スールの村は元々イセベル国民との混血が多かったため、容姿が似ているので心を許したのだろうか。

どういう話の流れでそうなったかは知らないが。
近頃は生贄を、選ばれた勇者だと騙してこちらへ送ってくるようになった。

鍛えれば、それだけ力量がわかるようになるものだ。
私との力の差は、ひと目で理解できたのだろう。

彼らはみな、己が他の村人に騙されていたと悟り、この城に残ることを望んだ。


いい加減、森には手を出してはならないのだと、学習してくれないものか。
スールの神官に交渉を任ずるべきか?

森に手を出さず、農地を広げず、おとなしく暮らすのならば、目を瞑ってやっても良いのだが。
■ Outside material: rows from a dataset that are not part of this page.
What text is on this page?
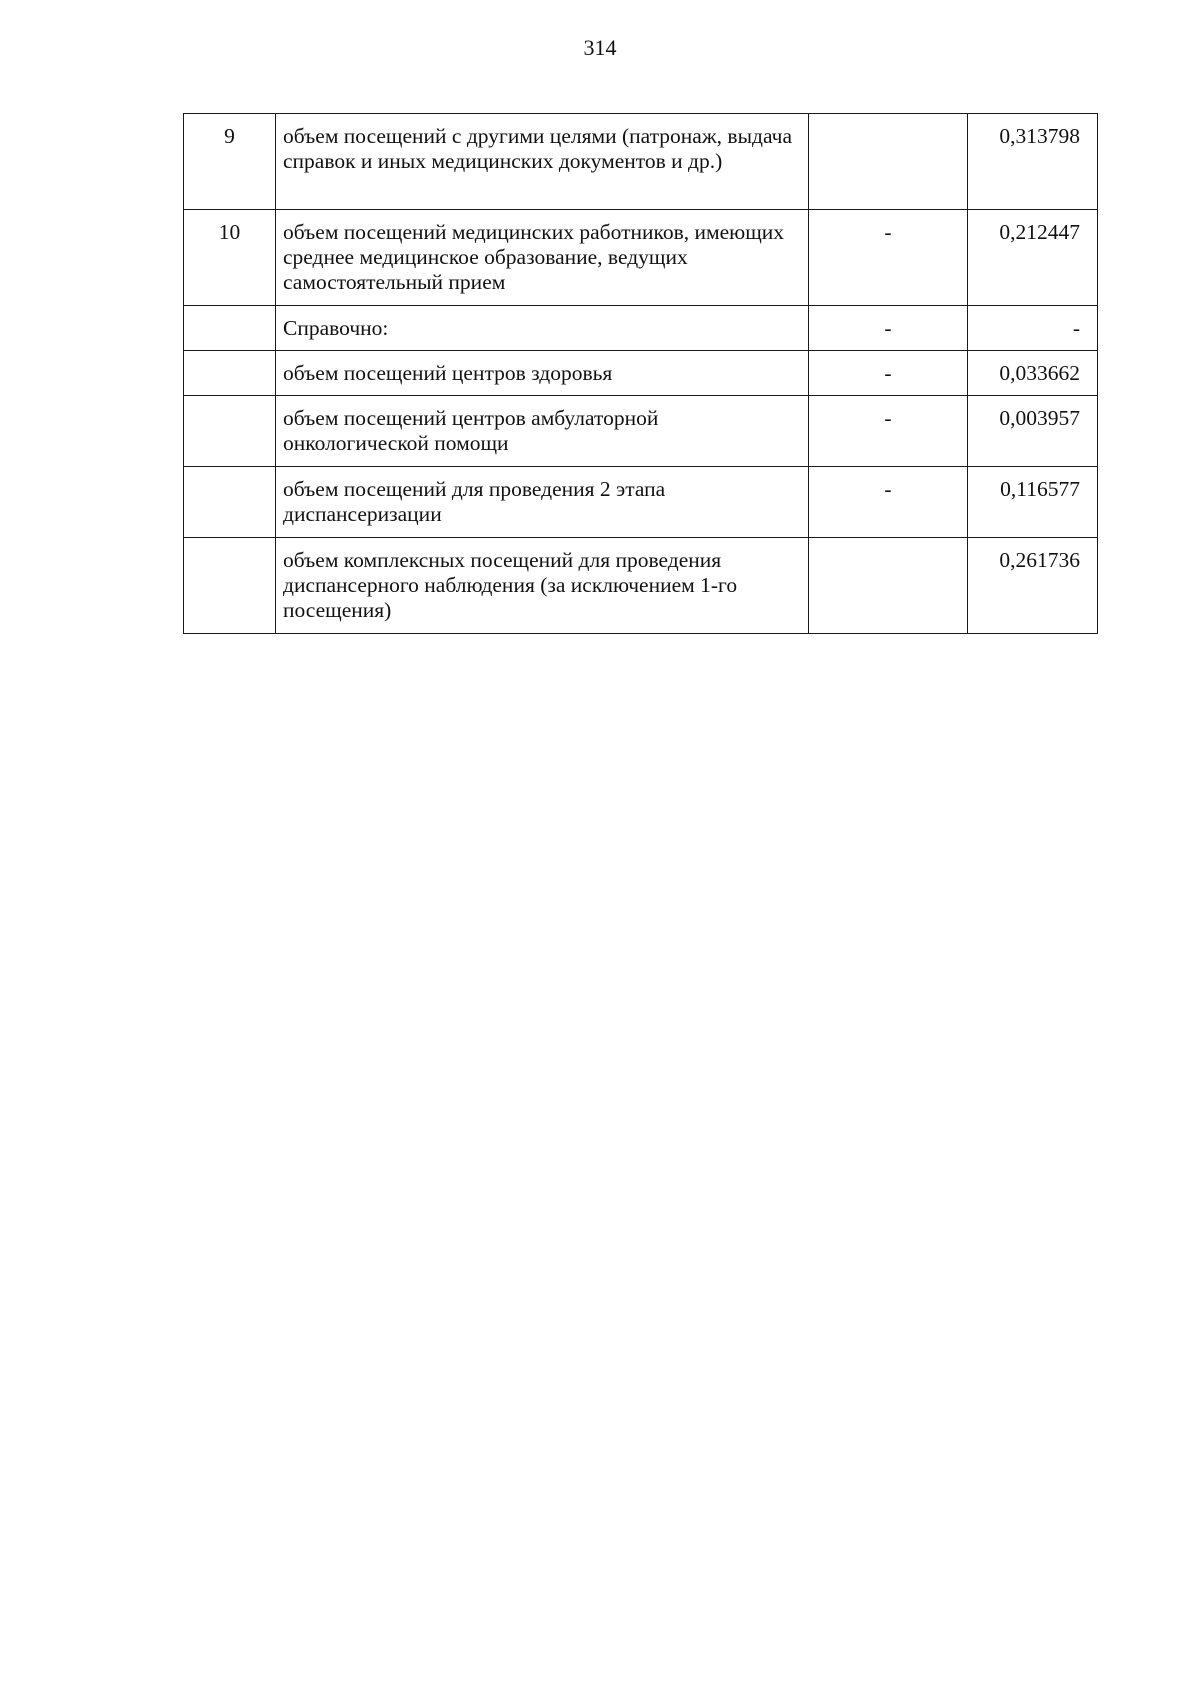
314
9	объем посещений с другими целями (патронаж, выдача справок и иных медицинских документов и др.)		0,313798
10	объем посещений медицинских работников, имеющих среднее медицинское образование, ведущих самостоятельный прием	-	0,212447
	Справочно:	-	-
	объем посещений центров здоровья	-	0,033662
	объем посещений центров амбулаторной онкологической помощи	-	0,003957
	объем посещений для проведения 2 этапа диспансеризации	-	0,116577
	объем комплексных посещений для проведения диспансерного наблюдения (за исключением 1-го посещения)		0,261736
しかし、税を取らねば他の国民から不満が出る。極端な差は嫉妬を生む。嫉妬は諍いの元である。
学びたい者には機会を与えるが、国民は最低限の知識さえあれば良い。

過剰な発展は魔王の復活を早めるという。


そろそろ”本物の魔王”が目覚めてもおかしくない頃だと言うのに。
くだらぬ面倒事ばかりで、心底うんざりする。

王になった責任感だけで政務に明け暮れ、争いの元である隣国との交流を断ち、国を安定させたのは良いが。
何もかもに飽いてきた。

そろそろ誰かに後継を任せ、私も静かに眠りたい。


エリアスは長年私の側近として控えているが。
良く飽きないものだ。

不死を望まなかった妻を亡くし、子も亡くし、家族も多く見送ってきただろうに。


*****


……また、スデステ村の者が森に侵入したようだ。

人除けに、魔物化させた動物を放ってあるが。
弱すぎれば狩られる、強すぎても村人を死なせてしまうため、調整が難しい。


脅すために、竜にでも化けて出れば、怯えて、もう二度と森に立ち入らなくなるかもしれない。
そう考えた私は鎧を身に着け。

森に入り、人の気配がする方へ向かった。